Photo: RNZ/Leah Tebbutt
New rules around PO box numbers are causing headaches for businesses, with a new policy at NZ Post meaning mail is no longer redirected by local posties.
One Dunedin company said its regularly missing infringement notices which could land them in court, and a national Shakespeare festival has reported a dip in entries after more than 50 information packs were returned to sender.
Earlier this year, posties were instructed by NZ Post that letters addressed to a company's physical address when a PO box is available should be returned to sender, with workers no longer allowed to look up the box number and replace it on the envelope.
Then, RNZ reported in February posties were disobeying the order, saying it took no extra time or effort to write the correct box number on the envelope to get mail where it needed to go.
Steve Divers, risk and compliance manager at Dynes Transport, said his company had been missing infringement notices which alerted the company to things like broken lights or cracked windscreens, and gave them a set amount of time to remedy the problem.
Divers said these notices would be addressed to the company's physical premises, which in their case was in an area not eligible for mail delivery, but the local postie would usually write the PO box on the envelope.
"Then all of a sudden, we stopped getting them," he said. "We thought we must be doing okay at the moment, and then we started to get notice of court fines coming through."
Divers then discovered the police infringement bureau was required to post infringement notices to the address listed on the Companies Register, which must be a physical address.
This was confirmed to RNZ by police and MBIE.
Now, with posties told not to redirect the mail to the PO box at their end, letters from the police were bouncing back.
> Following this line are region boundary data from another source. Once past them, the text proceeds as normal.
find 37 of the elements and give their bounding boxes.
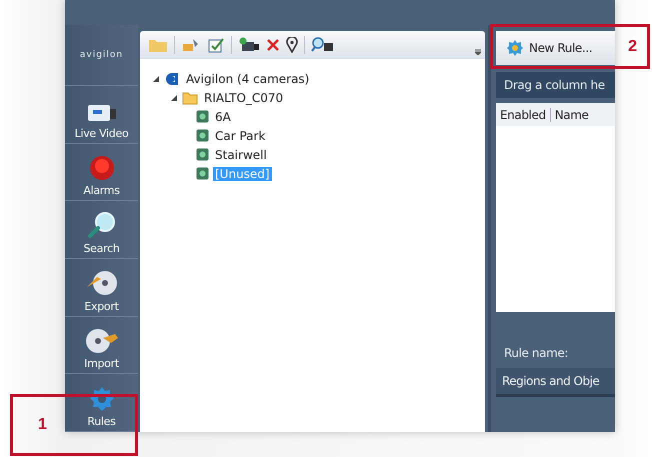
nav-item-label[interactable]: Live Video <box>74 126 128 140</box>
camera-status-icon <box>196 167 209 180</box>
pin-icon[interactable] <box>286 37 298 53</box>
camera-status-icon <box>196 129 209 142</box>
nav-item-label[interactable]: Rules <box>87 414 116 428</box>
column-header[interactable]: Name <box>550 108 593 122</box>
callout-number: 1 <box>38 416 47 434</box>
camera-icon[interactable] <box>238 37 260 53</box>
expand-arrow-icon[interactable] <box>152 74 160 82</box>
column-header[interactable]: Enabled <box>496 108 550 122</box>
nav-item-label[interactable]: Alarms <box>83 184 120 198</box>
tree-item[interactable]: RIALTO_C070 <box>202 90 286 104</box>
search-camera-icon[interactable] <box>311 37 335 53</box>
camera-status-icon <box>196 148 209 161</box>
nav-item-label[interactable]: Import <box>84 357 119 370</box>
group-by-hint: Drag a column he <box>496 72 615 98</box>
disc-icon[interactable] <box>84 326 118 354</box>
callout-number: 2 <box>628 38 637 56</box>
overflow-icon[interactable] <box>475 49 481 55</box>
rule-name-field[interactable]: Regions and Obje <box>496 368 615 397</box>
camera-status-icon <box>196 110 209 123</box>
logo: avigilon <box>65 25 138 86</box>
nav-item-label[interactable]: Export <box>84 300 119 313</box>
field-label: Rule name: <box>504 346 570 360</box>
tree-item[interactable]: 6A <box>213 110 233 124</box>
expand-arrow-icon[interactable] <box>170 94 178 102</box>
tools-icon[interactable] <box>181 37 201 53</box>
nav-item-label[interactable]: Search <box>84 242 120 256</box>
tree-item[interactable]: Car Park <box>213 128 268 142</box>
tree-item[interactable]: Avigilon (4 cameras) <box>184 72 312 86</box>
delete-icon[interactable] <box>266 38 280 52</box>
logo-icon <box>164 70 180 86</box>
search-icon[interactable] <box>86 211 116 240</box>
tree-item[interactable]: Stairwell <box>213 148 269 162</box>
gear-icon <box>506 39 524 57</box>
folder-icon <box>182 90 198 104</box>
checkbox-icon[interactable] <box>207 37 225 53</box>
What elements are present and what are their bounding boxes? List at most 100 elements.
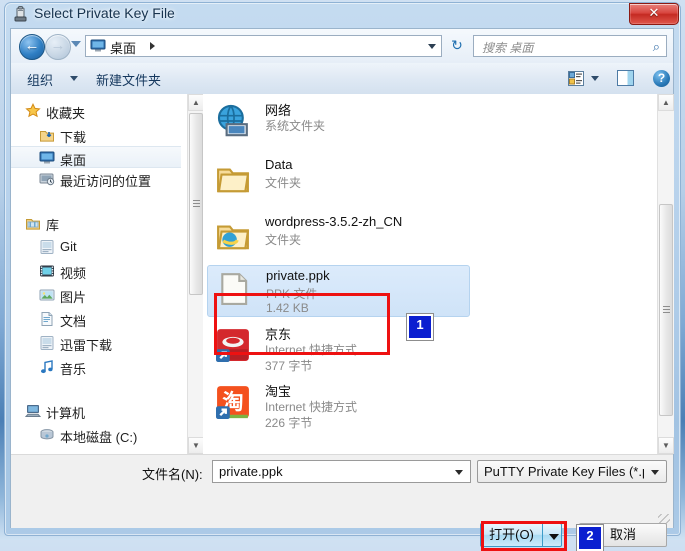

Luckily, Divers said the company had been engaging with the local senior sergeant about another matter, and he was able to hand-deliver some of the notices.
That other matter was an accident allegedly caused by an NZ Post truck, caught on dashcam veering over the centre line near Northland, which Divers said caused the truck and trailer to be written off and put the driver in hospital.
NZ Post confirmed the customer was not eligible for standard mail delivery, but did have a PO box, and posties would no longer be offering this "free readdressing service".
It said the process for sending out infringement notices was a matter for the police.
It acknowledged the change might be inconvenient for some customers, but said it had been "working with impacted mail receivers to ensure that they have sufficient time to communicate a valid delivery address".
In Wellington, a national Shakespeare competition has seen fewer entries than normal and lost hundreds of dollars on postage, after more than 50 information packs were returned.
Dawn Sanders, chief executive of the Shakespeare Globe Centre New Zealand, said she had taken the addresses for hundreds of schools from the Ministry of Education website, and was surprised to find them back on her doorstep.
They were marked as undeliverable because the physical address had been used instead of the PO box.
Information packs were posted to schools in bulk, allowing the principals to distribute the relevant papers to different teachers.
The cost had been considerable - between $3.60 and $4.90 for an envelope.
"This year, out of 774 we mailed out, about 50 have been returned to sender," Sanders said.
"That means that all those schools are missing out on the festival, and we're missing out on their participation."
Sanders said they would look to digitally sharing the information for next year, but with this year's competition due to start at the end of March, and substantial preparation time needed for students to rehearse and make costumes, it was now too late for many to enter this year.
"The entries are a bit slower this year," Sanders said.
Entries were at 172, down from 200 last year, and although it was impossible to say for sure, she guessed it was influenced by schools not receiving information packs.
"Some of [the regulars] have still rung us, but there's others, and new potential ones, that don't know about it and it will be too late, and it does actually dampen the vibe," she said.
NZ Post said the changes were in response to New Zealanders choosing to communicate more online.
It said it would eventually begin streaming mail into the parcel delivery network, reducing two urban delivery networks to one, reducing costs to a commercially sustainable level.